Notwendige Härte im Zweikampfverhalten holte sich die hoch aufgeschossene Stürmerin im Training früher mit den Jugendlichen des FC Schalke 04. „Die Jungs waren natürlich stark, doch ich habe mir im ersten Training meinen Respekt verschafft und dann war es schon in Ordnung.“ Dabei kreuzte die aggressive Blondine ihre Klingen mit späteren Profis wie Joel Matip. Genau dort feilte die 1,74 Meter große "Poppi", wie sie am liebsten genannt wird, an ihre Stärken. Schnell, physisch robust und mit beiden Füßen einen starken Schuss.

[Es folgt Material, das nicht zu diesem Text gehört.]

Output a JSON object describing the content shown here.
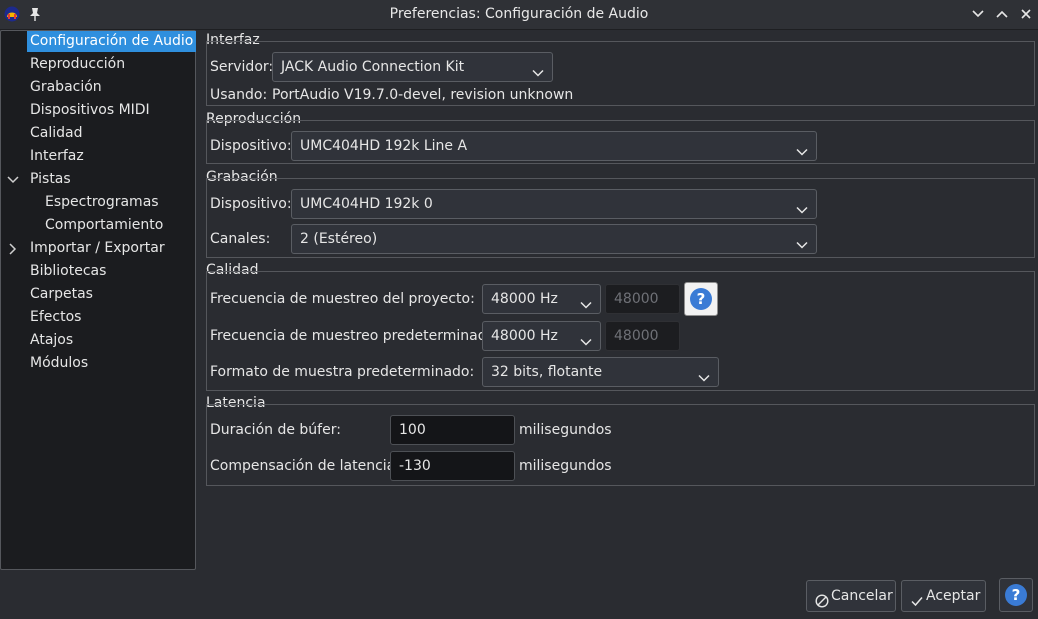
{
  "window": {
    "title": "Preferencias: Configuración de Audio"
  },
  "sidebar": {
    "items": [
      {
        "label": "Configuración de Audio"
      },
      {
        "label": "Reproducción"
      },
      {
        "label": "Grabación"
      },
      {
        "label": "Dispositivos MIDI"
      },
      {
        "label": "Calidad"
      },
      {
        "label": "Interfaz"
      },
      {
        "label": "Pistas"
      },
      {
        "label": "Espectrogramas"
      },
      {
        "label": "Comportamiento"
      },
      {
        "label": "Importar / Exportar"
      },
      {
        "label": "Bibliotecas"
      },
      {
        "label": "Carpetas"
      },
      {
        "label": "Efectos"
      },
      {
        "label": "Atajos"
      },
      {
        "label": "Módulos"
      }
    ]
  },
  "interface": {
    "title": "Interfaz",
    "host_label": "Servidor:",
    "host_value": "JACK Audio Connection Kit",
    "using_label": "Usando:",
    "using_value": "PortAudio V19.7.0-devel, revision unknown"
  },
  "playback": {
    "title": "Reproducción",
    "device_label": "Dispositivo:",
    "device_value": "UMC404HD 192k Line A"
  },
  "recording": {
    "title": "Grabación",
    "device_label": "Dispositivo:",
    "device_value": "UMC404HD 192k 0",
    "channels_label": "Canales:",
    "channels_value": "2 (Estéreo)"
  },
  "quality": {
    "title": "Calidad",
    "project_rate_label": "Frecuencia de muestreo del proyecto:",
    "project_rate_value": "48000 Hz",
    "project_rate_custom": "48000",
    "default_rate_label": "Frecuencia de muestreo predeterminada:",
    "default_rate_value": "48000 Hz",
    "default_rate_custom": "48000",
    "format_label": "Formato de muestra predeterminado:",
    "format_value": "32 bits, flotante"
  },
  "latency": {
    "title": "Latencia",
    "buffer_label": "Duración de búfer:",
    "buffer_value": "100",
    "buffer_unit": "milisegundos",
    "comp_label": "Compensación de latencia:",
    "comp_value": "-130",
    "comp_unit": "milisegundos"
  },
  "footer": {
    "cancel_label": "Cancelar",
    "ok_label": "Aceptar"
  },
  "colors": {
    "accent": "#2f8fde",
    "background": "#2a2c31",
    "sidebar_bg": "#1b1c1f",
    "help_blue": "#3a7bd5"
  }
}
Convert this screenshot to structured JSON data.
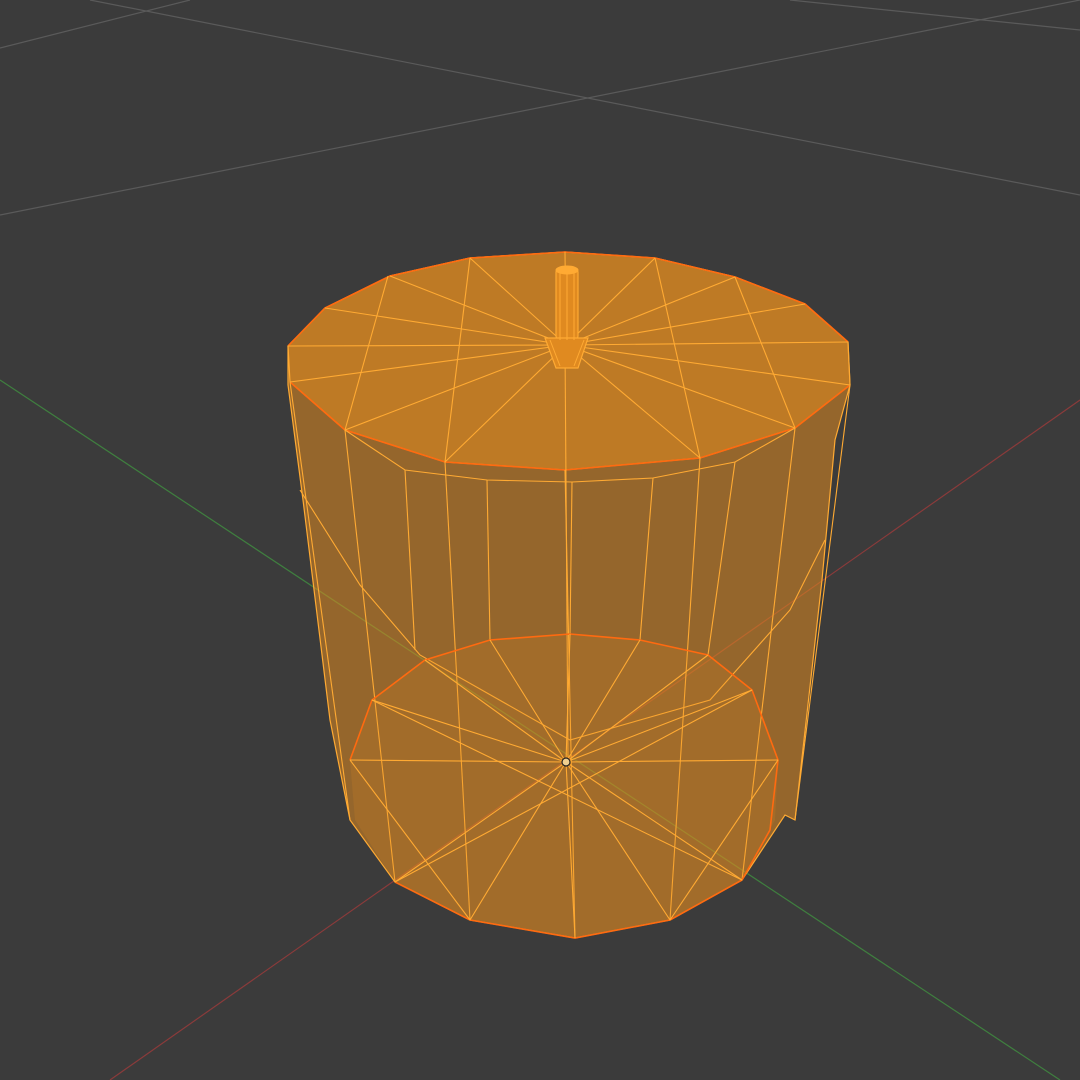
{
  "viewport": {
    "background_color": "#3b3b3b",
    "grid_color": "#5a5a5a",
    "x_axis_color": "#8a3b3b",
    "y_axis_color": "#3f7f3f"
  },
  "object": {
    "type": "cylinder-with-knob",
    "selected": true,
    "face_color": "#e08a20",
    "wire_color": "#ffaa33",
    "active_edge_color": "#ff6a10",
    "origin_color": "#f0d090",
    "origin_icon": "origin-dot-icon"
  }
}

Später änderte sich die Einstellung. Ihre Familie überzeugte Alexandra vom Frauenfußball. Zunächst als erfolgreiche Stürmerin des Verbandsligisten 1. FFC Recklinghausen fand sie sich mit Start im Bundesliga-Team des FCR Duisburg wieder - auf der Abwehrposition. „Die Außenverteidigerin hatte sich verletzt, da hieß es: Geh mal nach hinten – und dann ist keiner an mir vorbeigekommen”, erinnert sie sich. Popp wird seit diesem Zeitpunkt im Verein auf der linken Abwehrposition eingesetzt, während sie im Nationaldress auf Tore-Jagd geht. Dieses Kuriosum könnte allerdings zum Problem für die Linksfüßlerin werden. Nachdem die Duisburgerin in den Kader A-Nationalkader berufen wurde, testete Bundestrainerin Neid „Poppi“ auf beiden Positionen.
„Frau Neid hat mir mitgeteilt, dass ich hinten links taktische Defizite habe.“ Der Platz in der Verteidigung ist wahrscheinlich nicht für sie bestimmt. Und vorne wartet in der Nationalelf mit Birgit Prinz, Inka Grings und Anja Mittag eine starke Konkurrenz, die im Ligaalltag ihre Tore am Fließband schießen. Popp muss sich währenddessen beim FCR Duisburg auf das „Toreverhindern“ konzentrieren. Trotz der ungünstigen Situation bleibt das junge Talent ruhig und wartet auf eine Chance. „Ich habe auch mit meiner Trainerin darüber gesprochen, wie sie meine Zukunft sieht. Sie hat mir versichert, dass sie mich irgendwann mal nach vorne stellen will.“ Eins scheint klar zu sein. Popp möchte gerne wieder Tore schießen. Ausgelassen ihre Treffer bejubeln. Und ihre Mitspielerinnen zum Tanzen animieren. Und das am besten im Sommer bei der Heim-WM.